Mr Hunt, who is also chairman of the Health Select Committee, said that if the Oxford-AstraZenca vaccine is approved by regulators before the end of the year it will ensure that the roll-out of the vaccination programme can be maintained.

A Government spokesman said millions more doses of the Pfizer/BioNTech vaccine will be available in the coming weeks.

Pfizer said that shipments of the vaccine will be arriving in the UK before March next year, with deliveries on track and progressing according to its agreed schedule.

The Royal College of GPs chairman Professor Martin Marshall also said the rollout of the coronavirus vaccination programme in care homes will be sped up if the Oxford-AstraZeneca vaccine is approved by regulators.

But the MHRA said its review of the Oxford vaccine was still ongoing.

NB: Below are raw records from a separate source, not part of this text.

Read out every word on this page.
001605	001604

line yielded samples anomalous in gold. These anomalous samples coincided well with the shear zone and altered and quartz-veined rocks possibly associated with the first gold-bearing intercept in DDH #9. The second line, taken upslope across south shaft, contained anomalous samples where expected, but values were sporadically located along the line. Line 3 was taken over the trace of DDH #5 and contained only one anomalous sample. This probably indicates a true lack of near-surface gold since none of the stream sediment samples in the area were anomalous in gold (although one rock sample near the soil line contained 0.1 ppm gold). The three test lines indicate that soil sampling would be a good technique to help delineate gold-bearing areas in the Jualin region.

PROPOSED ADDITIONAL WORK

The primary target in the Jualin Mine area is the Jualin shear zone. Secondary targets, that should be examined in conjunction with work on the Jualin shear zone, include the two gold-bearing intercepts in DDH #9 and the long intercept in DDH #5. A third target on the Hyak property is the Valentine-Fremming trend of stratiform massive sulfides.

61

About 200 GP-led vaccination clinics were expected to be up and running by the end of the week, with more to follow.

To date, 800,000 doses of the Pfizer vaccine are known to be in the country, which is enough for 400,000 people.

Overall, the UK has ordered 40 million doses – enough to vaccinate 20 million people.

Meanwhile, the Moderna Covid-19 vaccine has been given authorisation for use in the US by the country’s Food and Drug Administration (FDA).

The move marks the world’s first clearance for Moderna’s shots, and the vaccine is very similar to one from Pfizer and Germany’s BioNTech jab which is already being rolled out.